Die Grundrechtsbeschwerde wird zurückgewiesen.

Text

Gründe:

[1] Mit dem angefochtenen Beschluss setzte das Oberlandesgericht Wien unter anderem die vom Landesgericht St. Pölten am 7. August 2020 über ***** P***** verhängte (ON 48 der Hv Akten) und mehrmals fortgesetzte Untersuchungshaft aus den Haftgründen der Flucht- und der Tatbegehungsgefahr nach § 173 Abs 2 Z 1 und 3 lit a, b und c StPO fort (ON 117 der Hv Akten). Dabei ging es vom dringenden Verdacht aus, P***** habe am 13. Jänner 2020 in S***** (I) und am 20. Februar 2020 in V***** (II) gewerbsmäßig (§ 70 Abs 1 Z 3 zweiter Fall StGB) und mit auf unrechtmäßige Bereicherung gerichtetem Vorsatz im bewussten und gewollten Zusammenwirken mit noch nicht ausgeforschten Mittätern im Beschluss bezeichneten Opfern fremde bewegliche Sachen, nämlich Bargeld, Goldmünzen, Schmuck und Kleidung, im 5.000 Euro übersteigenden Wert von mehr als 50.000 Euro, durch Einbruch in Wohnstätten weggenommen, indem er jeweils ein Fenster mit einem Werkzeug aufzwängte. Diese Taten subsumierte es dem Verbrechen des „schweren gewerbsmäßigen Diebstahls durch Einbruch in Wohnstätten nach §§ 127, 128 Abs 1 Z 5, 129 Abs 1 Z 2 und Abs 2 Z 1, 130 Abs 1, erster Fall, Abs 2, erster und zweiter Fall, Abs 3 StGB“.
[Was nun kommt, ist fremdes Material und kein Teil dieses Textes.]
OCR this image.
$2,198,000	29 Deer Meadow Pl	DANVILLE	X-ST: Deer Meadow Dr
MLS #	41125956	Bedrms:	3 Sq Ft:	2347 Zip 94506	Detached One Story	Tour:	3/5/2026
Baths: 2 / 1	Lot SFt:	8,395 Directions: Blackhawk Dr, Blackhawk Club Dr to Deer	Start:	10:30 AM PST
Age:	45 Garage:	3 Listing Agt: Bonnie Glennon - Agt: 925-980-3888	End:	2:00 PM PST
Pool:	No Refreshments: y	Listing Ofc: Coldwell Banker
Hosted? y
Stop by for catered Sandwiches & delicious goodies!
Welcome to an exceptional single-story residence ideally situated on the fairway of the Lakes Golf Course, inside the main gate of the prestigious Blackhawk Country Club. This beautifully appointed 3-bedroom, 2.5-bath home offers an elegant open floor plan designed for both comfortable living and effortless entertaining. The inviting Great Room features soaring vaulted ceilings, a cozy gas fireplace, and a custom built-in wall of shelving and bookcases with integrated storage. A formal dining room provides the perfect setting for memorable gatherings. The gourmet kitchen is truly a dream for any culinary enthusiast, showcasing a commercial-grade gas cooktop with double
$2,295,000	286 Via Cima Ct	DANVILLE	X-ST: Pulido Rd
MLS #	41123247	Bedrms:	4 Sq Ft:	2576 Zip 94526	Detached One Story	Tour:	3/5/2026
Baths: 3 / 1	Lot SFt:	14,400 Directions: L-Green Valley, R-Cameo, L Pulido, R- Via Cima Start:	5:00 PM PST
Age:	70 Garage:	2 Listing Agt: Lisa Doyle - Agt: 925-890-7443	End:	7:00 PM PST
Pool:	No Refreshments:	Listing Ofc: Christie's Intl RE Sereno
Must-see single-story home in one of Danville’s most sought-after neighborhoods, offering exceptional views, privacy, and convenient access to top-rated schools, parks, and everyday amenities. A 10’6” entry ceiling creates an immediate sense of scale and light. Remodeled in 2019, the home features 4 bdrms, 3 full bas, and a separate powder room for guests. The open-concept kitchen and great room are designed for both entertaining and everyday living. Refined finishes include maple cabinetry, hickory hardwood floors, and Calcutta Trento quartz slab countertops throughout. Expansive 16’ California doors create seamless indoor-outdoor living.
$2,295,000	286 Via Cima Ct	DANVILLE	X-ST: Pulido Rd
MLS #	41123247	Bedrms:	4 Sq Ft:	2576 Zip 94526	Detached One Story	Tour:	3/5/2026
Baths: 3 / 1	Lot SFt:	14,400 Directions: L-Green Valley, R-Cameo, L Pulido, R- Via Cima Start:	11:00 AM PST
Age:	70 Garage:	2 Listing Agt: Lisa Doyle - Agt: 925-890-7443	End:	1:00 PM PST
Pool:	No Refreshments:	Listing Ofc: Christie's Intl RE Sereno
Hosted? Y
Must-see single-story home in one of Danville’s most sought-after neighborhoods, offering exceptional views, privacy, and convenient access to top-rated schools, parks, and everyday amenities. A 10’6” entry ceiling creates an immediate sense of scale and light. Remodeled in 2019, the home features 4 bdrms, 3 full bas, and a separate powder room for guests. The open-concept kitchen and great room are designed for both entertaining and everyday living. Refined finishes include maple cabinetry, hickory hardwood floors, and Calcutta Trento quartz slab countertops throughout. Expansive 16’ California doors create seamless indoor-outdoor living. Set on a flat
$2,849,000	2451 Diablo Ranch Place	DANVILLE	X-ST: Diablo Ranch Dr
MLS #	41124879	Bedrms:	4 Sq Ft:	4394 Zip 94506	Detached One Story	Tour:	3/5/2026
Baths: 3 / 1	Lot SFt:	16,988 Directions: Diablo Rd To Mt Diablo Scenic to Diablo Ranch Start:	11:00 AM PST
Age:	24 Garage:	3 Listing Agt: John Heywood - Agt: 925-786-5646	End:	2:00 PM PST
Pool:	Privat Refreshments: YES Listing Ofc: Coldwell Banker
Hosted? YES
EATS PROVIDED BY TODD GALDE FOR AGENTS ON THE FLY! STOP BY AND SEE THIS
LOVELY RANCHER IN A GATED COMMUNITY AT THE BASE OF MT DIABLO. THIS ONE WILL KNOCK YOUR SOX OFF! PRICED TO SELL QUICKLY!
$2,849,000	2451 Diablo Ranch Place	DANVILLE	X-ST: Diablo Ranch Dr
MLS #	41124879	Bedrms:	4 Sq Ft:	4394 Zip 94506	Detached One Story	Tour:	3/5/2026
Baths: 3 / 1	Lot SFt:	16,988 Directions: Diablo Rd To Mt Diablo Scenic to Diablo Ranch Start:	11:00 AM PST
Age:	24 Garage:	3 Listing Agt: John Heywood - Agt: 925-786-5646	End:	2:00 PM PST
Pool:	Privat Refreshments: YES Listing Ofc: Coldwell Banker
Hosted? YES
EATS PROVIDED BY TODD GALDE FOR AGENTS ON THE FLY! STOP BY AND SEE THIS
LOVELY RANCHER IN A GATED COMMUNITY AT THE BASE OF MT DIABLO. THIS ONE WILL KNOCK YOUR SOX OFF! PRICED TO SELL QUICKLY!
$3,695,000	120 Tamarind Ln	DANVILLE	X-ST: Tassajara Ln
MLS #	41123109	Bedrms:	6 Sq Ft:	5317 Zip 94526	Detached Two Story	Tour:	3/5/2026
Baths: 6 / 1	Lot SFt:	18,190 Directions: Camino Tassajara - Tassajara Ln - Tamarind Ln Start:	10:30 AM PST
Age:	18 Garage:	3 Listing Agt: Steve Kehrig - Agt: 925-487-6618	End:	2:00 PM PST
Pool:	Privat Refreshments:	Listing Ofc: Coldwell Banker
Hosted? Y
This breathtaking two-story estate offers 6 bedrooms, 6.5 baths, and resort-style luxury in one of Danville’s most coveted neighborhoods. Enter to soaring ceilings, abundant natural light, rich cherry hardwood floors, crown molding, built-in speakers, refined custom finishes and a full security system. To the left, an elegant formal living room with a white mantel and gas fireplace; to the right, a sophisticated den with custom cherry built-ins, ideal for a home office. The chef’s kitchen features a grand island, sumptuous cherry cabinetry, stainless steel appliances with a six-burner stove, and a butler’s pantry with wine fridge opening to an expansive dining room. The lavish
[2] Zugleich stellte das Beschwerdegericht eine Verletzung des besonderen Beschleunigungsgebots in Haftsachen (§ 9 Abs 2, § 177 Abs 1 erster Satz StPO) durch sachlich nicht gerechtfertigte Ausschreibung der (vertagten) Hauptverhandlung (erst) für den 19. Mai 2021 und verzögerte Vorlage der Haftbeschwerde an das Beschwerdegericht fest und trug dem Erstgericht auf, „das weitere Verfahren zügig und verzögerungsfrei durchzuführen“, womit die schon in der Haftbeschwerde behauptete Grundrechtsverletzung (in Zusammenhang mit der Säumnis in Bezug auf die Ausschreibung der Hauptverhandlung) anerkannt wurde (für viele 14 Os 15/16m).

[3] Indem die Grundrechtsbeschwerde ausschließlich eine nach dieser Entscheidung eingetretene weitere Verzögerung der Verfahrensführung durch das Erstgericht rügt, verfehlt sie den in der Entscheidung über die Haft durch das Beschwerdegericht gelegenen gesetzlichen Bezugspunkt dieses Rechtsbehelfs (RIS Justiz RS0120790; Kier in WK 2 GRBG § 1 Rz 46).

[4] Die Grundrechtsbeschwerde war daher ohne Kostenzuspruch (§ 8 GRBG) zurückzuweisen.

Rechtliche Beurteilung

[5] Aus ihrem Anlass sieht sich der Oberste Gerichtshof jedoch zu der Bemerkung veranlasst, dass auch die am 18. Mai 2021 (richtig [§ 4 Abs 1 GRBG]) beim Erstgericht eingebrachte Grundrechtsbeschwerde (ungeachtet der vom Beschwerdegericht festgestellten Grundrechtsverletzung durch verzögerte Vorlage der Haftbeschwerde) – ohne im Akt ersichtlicher Rechtfertigung – dem Obersten Gerichtshof erst am 11. Juni 2021 (Verfügung des Vorsitzenden vom 8. Juni 2021 [ON 1 S 53 verso]) vorgelegt wurde.